La plastica che inquina mare e spiagge, recuperata e convertita in un nuovo “petrolio”, da utilizzare come combustibile, vernici, solventi o per produrre nuove plastiche.
Un team di ricercatori di Enea ha sviluppato un processo che permette la riconversione di oltre il 90% delle plastiche recuperate, con un duplice beneficio: per l’ambiente e per l’economia circolare.

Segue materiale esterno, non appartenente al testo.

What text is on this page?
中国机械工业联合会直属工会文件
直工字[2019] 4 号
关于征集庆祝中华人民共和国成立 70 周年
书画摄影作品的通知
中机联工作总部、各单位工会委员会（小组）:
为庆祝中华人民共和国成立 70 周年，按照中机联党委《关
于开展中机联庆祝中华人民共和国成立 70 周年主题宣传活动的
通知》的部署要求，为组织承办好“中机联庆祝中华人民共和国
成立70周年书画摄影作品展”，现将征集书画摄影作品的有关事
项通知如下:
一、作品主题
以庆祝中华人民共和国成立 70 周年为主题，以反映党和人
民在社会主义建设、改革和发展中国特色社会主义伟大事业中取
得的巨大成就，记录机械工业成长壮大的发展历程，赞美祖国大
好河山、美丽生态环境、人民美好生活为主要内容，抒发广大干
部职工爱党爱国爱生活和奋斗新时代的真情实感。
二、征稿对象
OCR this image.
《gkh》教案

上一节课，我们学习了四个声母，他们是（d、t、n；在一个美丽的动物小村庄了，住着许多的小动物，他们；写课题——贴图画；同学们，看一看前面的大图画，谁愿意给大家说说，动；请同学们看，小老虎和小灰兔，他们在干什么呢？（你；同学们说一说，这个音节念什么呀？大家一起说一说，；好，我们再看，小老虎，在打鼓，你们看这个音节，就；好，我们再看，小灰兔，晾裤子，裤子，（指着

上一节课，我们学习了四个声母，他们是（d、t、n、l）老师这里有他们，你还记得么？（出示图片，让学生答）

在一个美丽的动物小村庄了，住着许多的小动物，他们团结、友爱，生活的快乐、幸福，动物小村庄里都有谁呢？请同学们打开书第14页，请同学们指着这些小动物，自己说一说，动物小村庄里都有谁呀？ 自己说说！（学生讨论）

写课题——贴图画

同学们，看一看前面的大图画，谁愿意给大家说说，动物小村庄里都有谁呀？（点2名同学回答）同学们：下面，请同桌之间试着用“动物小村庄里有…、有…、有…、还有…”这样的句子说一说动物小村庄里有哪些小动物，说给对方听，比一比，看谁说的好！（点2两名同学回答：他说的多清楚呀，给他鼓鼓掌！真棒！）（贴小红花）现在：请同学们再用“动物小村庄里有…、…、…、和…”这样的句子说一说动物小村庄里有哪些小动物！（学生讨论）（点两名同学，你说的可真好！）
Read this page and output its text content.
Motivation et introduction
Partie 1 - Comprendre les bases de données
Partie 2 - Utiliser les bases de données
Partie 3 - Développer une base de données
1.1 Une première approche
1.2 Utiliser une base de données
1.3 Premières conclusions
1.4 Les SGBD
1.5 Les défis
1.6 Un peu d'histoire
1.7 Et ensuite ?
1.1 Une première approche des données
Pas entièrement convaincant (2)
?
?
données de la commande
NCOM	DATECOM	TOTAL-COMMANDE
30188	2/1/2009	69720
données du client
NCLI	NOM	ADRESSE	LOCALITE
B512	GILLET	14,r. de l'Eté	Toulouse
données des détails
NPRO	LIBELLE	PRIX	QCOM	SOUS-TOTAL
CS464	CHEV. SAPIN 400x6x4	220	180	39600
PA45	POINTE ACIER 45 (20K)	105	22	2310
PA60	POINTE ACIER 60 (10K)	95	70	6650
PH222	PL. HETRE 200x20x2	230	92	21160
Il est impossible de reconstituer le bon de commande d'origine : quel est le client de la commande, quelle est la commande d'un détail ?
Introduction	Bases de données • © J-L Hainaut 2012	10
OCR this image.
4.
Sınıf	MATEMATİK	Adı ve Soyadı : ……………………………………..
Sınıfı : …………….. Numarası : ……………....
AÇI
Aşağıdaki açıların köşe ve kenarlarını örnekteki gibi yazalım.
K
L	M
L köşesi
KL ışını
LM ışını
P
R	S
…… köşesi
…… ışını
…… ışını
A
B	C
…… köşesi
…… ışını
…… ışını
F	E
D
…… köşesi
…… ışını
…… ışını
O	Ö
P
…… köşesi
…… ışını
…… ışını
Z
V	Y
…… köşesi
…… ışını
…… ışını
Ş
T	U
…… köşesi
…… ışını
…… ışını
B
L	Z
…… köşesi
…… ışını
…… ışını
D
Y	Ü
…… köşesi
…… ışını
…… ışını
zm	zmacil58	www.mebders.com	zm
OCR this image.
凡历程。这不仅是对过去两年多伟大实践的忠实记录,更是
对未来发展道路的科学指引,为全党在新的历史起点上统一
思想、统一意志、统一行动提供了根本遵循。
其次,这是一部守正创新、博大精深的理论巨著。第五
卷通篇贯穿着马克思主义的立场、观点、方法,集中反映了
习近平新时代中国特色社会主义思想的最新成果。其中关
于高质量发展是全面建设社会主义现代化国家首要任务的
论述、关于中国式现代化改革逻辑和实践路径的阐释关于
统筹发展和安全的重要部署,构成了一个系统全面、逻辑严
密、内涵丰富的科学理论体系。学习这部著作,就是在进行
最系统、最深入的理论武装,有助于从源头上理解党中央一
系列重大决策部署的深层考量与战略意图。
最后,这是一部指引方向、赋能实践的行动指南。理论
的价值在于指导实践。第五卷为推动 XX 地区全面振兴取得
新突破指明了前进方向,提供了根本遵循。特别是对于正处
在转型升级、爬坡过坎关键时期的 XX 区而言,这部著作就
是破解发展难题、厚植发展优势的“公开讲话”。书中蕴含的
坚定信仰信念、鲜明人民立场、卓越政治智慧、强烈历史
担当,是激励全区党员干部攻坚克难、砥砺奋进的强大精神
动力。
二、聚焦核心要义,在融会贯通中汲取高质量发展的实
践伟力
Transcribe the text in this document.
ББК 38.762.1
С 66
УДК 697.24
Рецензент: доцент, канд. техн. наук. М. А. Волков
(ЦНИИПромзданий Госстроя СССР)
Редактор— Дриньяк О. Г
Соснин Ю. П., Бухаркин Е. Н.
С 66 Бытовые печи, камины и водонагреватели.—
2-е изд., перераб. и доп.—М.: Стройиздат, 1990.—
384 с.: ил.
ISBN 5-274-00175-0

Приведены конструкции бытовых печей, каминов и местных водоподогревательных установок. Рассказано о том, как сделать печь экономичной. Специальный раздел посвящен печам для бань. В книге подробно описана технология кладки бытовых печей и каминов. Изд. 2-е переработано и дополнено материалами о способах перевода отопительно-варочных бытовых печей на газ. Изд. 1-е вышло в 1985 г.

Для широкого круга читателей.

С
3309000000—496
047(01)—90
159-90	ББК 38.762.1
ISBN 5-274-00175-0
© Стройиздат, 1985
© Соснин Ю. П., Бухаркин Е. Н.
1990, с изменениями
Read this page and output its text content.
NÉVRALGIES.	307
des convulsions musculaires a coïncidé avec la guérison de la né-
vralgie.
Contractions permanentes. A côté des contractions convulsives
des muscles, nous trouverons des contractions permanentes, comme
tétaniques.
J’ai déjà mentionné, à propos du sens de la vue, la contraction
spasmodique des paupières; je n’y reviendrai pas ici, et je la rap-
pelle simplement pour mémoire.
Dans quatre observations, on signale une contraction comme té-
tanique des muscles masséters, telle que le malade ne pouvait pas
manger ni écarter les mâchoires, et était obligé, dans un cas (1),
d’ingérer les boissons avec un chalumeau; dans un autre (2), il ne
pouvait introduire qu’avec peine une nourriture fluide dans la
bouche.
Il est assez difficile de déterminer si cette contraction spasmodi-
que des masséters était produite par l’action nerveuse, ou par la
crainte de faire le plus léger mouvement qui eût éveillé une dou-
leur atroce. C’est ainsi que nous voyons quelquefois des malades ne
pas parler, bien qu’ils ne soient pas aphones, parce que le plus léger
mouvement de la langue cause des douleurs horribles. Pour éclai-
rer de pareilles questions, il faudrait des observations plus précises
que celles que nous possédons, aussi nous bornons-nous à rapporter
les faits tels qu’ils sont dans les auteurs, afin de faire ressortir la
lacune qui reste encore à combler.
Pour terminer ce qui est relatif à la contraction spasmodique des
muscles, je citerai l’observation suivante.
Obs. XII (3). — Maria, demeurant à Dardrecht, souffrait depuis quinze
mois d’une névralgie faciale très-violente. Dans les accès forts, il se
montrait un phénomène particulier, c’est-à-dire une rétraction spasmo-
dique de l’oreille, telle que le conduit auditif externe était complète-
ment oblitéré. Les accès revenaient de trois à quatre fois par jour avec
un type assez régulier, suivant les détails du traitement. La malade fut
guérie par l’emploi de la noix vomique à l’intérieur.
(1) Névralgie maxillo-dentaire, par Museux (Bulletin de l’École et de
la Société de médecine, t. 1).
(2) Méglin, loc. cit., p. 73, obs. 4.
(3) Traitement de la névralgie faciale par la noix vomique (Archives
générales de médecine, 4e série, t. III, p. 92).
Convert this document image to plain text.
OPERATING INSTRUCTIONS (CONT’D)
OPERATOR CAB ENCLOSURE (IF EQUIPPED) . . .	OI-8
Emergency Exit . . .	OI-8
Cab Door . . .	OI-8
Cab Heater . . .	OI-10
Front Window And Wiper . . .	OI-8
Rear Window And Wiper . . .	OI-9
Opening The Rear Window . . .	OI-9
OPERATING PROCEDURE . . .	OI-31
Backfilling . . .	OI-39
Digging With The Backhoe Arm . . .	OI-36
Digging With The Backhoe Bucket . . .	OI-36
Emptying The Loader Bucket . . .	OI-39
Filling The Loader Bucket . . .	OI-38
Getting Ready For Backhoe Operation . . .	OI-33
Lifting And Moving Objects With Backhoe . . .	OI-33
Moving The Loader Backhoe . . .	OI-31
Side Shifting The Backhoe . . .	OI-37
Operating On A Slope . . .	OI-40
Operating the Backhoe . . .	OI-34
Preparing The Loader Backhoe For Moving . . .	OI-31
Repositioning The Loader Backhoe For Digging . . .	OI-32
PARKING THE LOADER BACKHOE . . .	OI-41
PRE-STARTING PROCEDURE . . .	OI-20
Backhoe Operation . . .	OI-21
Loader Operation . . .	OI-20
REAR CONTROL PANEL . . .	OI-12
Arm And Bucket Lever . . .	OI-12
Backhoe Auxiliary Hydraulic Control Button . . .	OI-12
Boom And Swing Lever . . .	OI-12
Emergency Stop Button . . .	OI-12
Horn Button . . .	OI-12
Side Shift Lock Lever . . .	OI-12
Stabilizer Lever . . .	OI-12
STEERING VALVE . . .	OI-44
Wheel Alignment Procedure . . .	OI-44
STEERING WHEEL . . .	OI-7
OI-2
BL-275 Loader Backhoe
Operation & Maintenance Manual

«Abbiamo sottoposto i campioni di plastica ad un particolare trattamento termo-chimico, chiamato pirolisi, che consente di decomporre, a una temperatura sopra i 400°C e in assenza di ossigeno, il materiale plastico di partenza in olio e gas ricchi di idrocarburi potenzialmente sfruttabili per la produzione di nuovi combustibili e prodotti chimici», spiega Riccardo Tuffi, ricercatore del Laboratorio Enea di Tecnologie per riuso, riciclo, recupero e valorizzazione di rifiuti e materiali, autore della ricerca coi colleghi Lorenzo Cafiero e Doina De Angelis. L’esperimento risponde alla direttiva europea sugli imballaggi e sui rifiuti connessi, che ha fissato obiettivi di riciclaggio della plastica al 50% entro il 2025 e al 55% entro il 2030. «Per migliorarne resa e qualità, abbiamo utilizzato un catalizzatore, ricavato a sua volta dalla lavorazione di un materiale di scarto, ovvero le ceneri prodotte dagli impianti di gassificazione e di combustione del carbone - precisa Tuffi, raccontando di un altro traguardo importante della ricerca, perché si tratta di un rifiuto industriale molto inquinante la cui produzione mondiale annua è di 1 miliardo di tonnellate - mentre il suo utilizzo per la sintesi di catalizzatori potrebbe rappresentare un passo verso la sostenibilità dei processi produttivi». Secondo una recente indagine, nessuna delle oltre 100 piccole e medie imprese che trattano i rifiuti plastici marini ha utilizzato la pirolisi. «Nel prossimo futuro, invece, piccoli impianti di pirolisi installati nei porti potrebbero addirittura produrre carburante per le imbarcazioni a partire proprio dalla plastica recuperata in mare», conclude Tuffi.